Он откинул барабан и задержал его в футе
[58]
от породистого носа Аркрайта.
– Не заряжена, видите?
Сунув руку в жилетный карман, Торранс достал единственную пулю.
– Пуля, – пояснил он, показывая ее Аркрайту.
Он вставил пулю в патронник и защелкнул барабан обратно. Затем, без дальнейших преамбул, шагнул вперед и прижал дуло к прекрасно вылепленному лбу пленника. Аркрайт не пошевелился. Его серые глаза смотрели, не моргая, Торрансу в лицо.
– Валяйте; жмите на курок. Вы меня не пугаете.
– Я и не хочу вас пугать, – ответил Торранс. Он бросил револьвер на колени связанному пленнику и продолжил: – Я собираюсь рассказать вам историю. Это одна из моих любимых историй; написал ее один мой очень хороший друг, действующий чемпион мира по поеданию хот-догов. Он съел два с половиной хот-дога, плюс булочки, за шестьдесят секунд. Однако заработать на жизнь поеданием хот-догов непросто, поэтому он обратился к писательству – что, конечно, оплачивается получше, но славы доставляет куда меньше, чем две с половиной венских сосиски в минуту – плюс булочки. Булочки больше всего впечатляют. А история довольно известная; вы вполне могли о ней слышать. Жил-был на свете очень злой король.

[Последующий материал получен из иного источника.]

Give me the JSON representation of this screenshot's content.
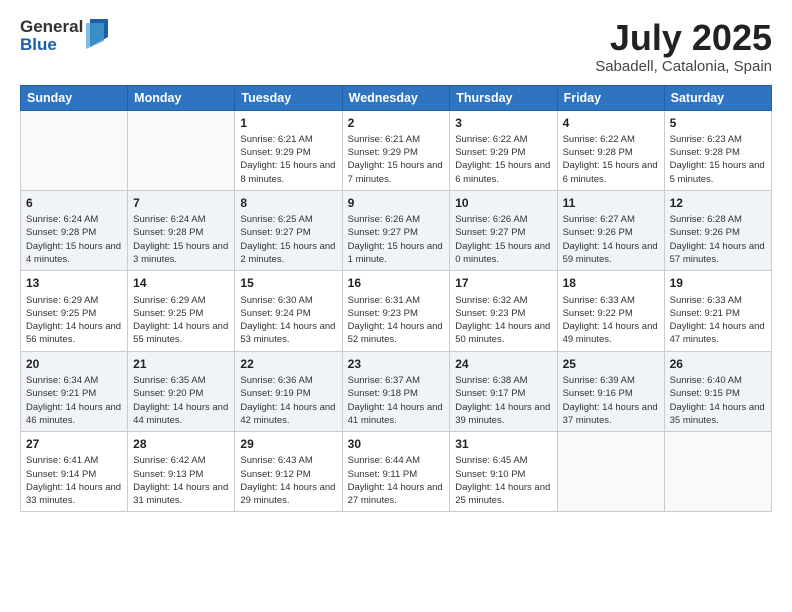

И была у него прекрасная дочь, которую, несмотря на то, что было он очень и очень злым, король любил всем сердцем. Ну, и как-то раз эта его прекрасная дочь ослушалась и влюбилась в не подходящего ей парня – в простолюдина, короче говоря. Это очень, очень рассердило нашего злого короля – на беду любовнику принцессы. Король бросил бедного недоумка в самую темную, самую мрачную, самую сырую темницу – ну, в такую примерно, как вот это место. Он вообще-то собирался его казнить; но была у злого короля слабость – сиречь принцесса, что убивалась аки Джульетта по невезению своего возлюбленного, то есть по тому факту, что оный возлюбленный вылез на свет не из того чрева. Так что король его не убил; но, упаси Боже, и не помиловал. Он выставляет его на арену, огороженную со всех сторон на манер Колизея
[59]
, а на арене две одинаковые двери. За одной дверью – очень симпатичная женщина, не такая красотка, как принцесса, но уж точно не просто смазливенькая. За другой – дикий тигр-людоед. Узник должен выбрать одну – сам, без принуждения. Если откроет дверь с дамой, придется ему жениться – пока-смерть-не-разлучит-нас и все такое, иначе злой король его казнит. Если откроет с тигром… Ну, представляете себе итог. Теперь вы, наверное, думаете: «Знаю, какую бы я выбрал!» – но погодите. Аккурат перед тем, как он выберет, он смотрит наверх и видит принцессу. Ах, триумф истинной любви! Добро побеждает разгулявшееся зло! Потому что она-то знает точно, что за каждой из дверей. И когда он ее видит, она показывает пальцем на правую – мол, верь мне, иди в правую дверь! Но пусть ее возлюбленный простолюдин и не вкусил всех благ придворного образования, он не простак. Он начинает думать. Задумывается, а как бы чувствовала себя его милая, зная, что ее единственная любовь остаток дней проведет в объятиях другой, пусть почти такой же красивой, женщины. Не значил ли этот жест: «Дорогой тигр, кушать подано»? О нет, ведь любовь долготерпит, милосердствует, любовь не завидует»…
[60]
Может ли она хотеть, чтобы на глазах у короля и двора, и у нее самой, его разорвали на части? Исключено! Поэтому за правой дверью определенно дама. Но погодите-ка! Я же сказал, кто именно эта дама? Королевская дочь хорошо ее знает и презирает, ненавидит всей душой, так что если за правой дверью – она, принцессе придется смотреть до конца своих дней, как ненавистное ей создание обладает тем, чем ей, принцессе крови, обладать заказано. И это ее бедный возлюбленный тоже знает. «Но все равно, не верю я, что она смогла бы просто сидеть и смотреть, как меня едят, – думает бедняга. – Так что она указывает на дверь, что спасет меня – и разобьет ей сердце». И он начинает поворачивать ручку на правой двери. «Минуточку! – думает он. – А что, если она боится, что я ей не доверяю? Тогда, получается, она указывает на тигра, потому что думает, что я выберу другую дверь и спасусь. Значит, надо выбирать левую!» И он идет к левой двери. Но перед тем, как ее открыть, думает: «Стоп! Я ей верю. Ее сердце не вынесло бы вида моего изуродованного тела, которое тащит по арене дикий зверь, волочащихся по песку кишок, крови повсюду и прочей грязи. Дама должна быть за правой дверью! Если только… если только не зря я ей верю. Любовь долготерпит, но целую жизнь терпеть – срок немалый… За правой дверью тигр. Надо открывать левую!» Две двери. За одной – дама. За другой – тигр. Какую ему выбрать?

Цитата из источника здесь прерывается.